I have posted many times how my years of recovery from alcoholism proved a perfect preparation for living with cancer over the past year when the speculation about my cancer probabilities turned into a firm diagnosis. I recollect well-being told I had 3-6 months to live and wondering how to handle that.
The one-day-at-a-time lesson of AA kicked in fully last August as I sat in Audubon Park thinking of what I would miss most. I thought about the time spent with my wife Emma, our rescue dog Grace, riding my bike, gardening, sitting in the Park reading, and so forth. While sitting on that park bench It hit me – I best get busy with those things now while I am able.
Fast forward one year to today – although imperfectly, I have not wasted away the last year in dwelling in the problem. I spent a good bit more time at Touro Infirmary than I planned, but I also had many fantastic experiences in that process.
Emma and I set priorities that are going in the right direction to enhance whatever time we have together on this earth.
My path toward what Thomas Merton refers to as “true self” has produced many wonderful and unexpected vistas thanks to my church home at Rayne Memorial United Methodist and the School for Contemplative Living.
I knocked off some “bucket list” visits like the Rock n’ Roll Hall of Fame, Dr. Bob’s Home in Akron, and a handful of other places. I have continued my “institutionally retired” professional career with many rewarding experiences.
I truly tried to live into the solution and not dwell in the problem of my disease. I attribute this perspective as the primary reason in my surpassing all of my doctors’ expectations. Physically, mentally, and spiritually, I feel better than I did one year ago – even two years ago for that matter.

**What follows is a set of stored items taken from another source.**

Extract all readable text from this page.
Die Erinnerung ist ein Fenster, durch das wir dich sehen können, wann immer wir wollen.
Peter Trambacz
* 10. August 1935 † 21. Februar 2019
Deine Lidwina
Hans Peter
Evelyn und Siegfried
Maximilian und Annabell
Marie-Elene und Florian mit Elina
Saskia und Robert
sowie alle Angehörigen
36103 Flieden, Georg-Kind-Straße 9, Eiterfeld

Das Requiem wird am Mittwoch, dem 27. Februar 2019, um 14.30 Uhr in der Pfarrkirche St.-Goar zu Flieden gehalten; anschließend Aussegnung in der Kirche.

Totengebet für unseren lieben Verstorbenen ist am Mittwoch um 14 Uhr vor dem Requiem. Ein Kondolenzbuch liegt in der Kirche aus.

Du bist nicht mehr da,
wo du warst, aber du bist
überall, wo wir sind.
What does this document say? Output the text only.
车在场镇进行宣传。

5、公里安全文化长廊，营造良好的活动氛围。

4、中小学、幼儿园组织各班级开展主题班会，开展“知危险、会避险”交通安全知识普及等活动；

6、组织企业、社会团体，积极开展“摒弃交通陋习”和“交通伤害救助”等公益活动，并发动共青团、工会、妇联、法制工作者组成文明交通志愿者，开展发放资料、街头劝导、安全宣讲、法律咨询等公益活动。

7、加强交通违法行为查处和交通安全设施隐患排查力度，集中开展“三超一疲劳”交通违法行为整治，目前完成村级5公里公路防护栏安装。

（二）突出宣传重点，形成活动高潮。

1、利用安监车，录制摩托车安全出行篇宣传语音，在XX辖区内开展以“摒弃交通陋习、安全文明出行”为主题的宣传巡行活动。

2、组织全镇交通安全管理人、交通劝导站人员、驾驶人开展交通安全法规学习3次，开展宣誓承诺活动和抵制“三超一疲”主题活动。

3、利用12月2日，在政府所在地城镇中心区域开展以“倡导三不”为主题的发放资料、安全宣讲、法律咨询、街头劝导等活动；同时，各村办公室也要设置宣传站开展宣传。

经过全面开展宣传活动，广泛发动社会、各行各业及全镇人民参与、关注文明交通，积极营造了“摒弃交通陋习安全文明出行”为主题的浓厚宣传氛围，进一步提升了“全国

As true for everyone, I don’t know if I will be alive on August 4th of 2019 to celebrate my 35th Anniversary in sobriety. I firmly believe that were in not for the 12 Steps of Alcoholics Anonymous, the starting point for my personal resurrection, I would not have received the gift of sobriety. I am truly grateful to Alcoholics Anonymous and the 12 Steps of Recovery for the last 34 years of sobriety and each day yet to come on the road to happy destiny.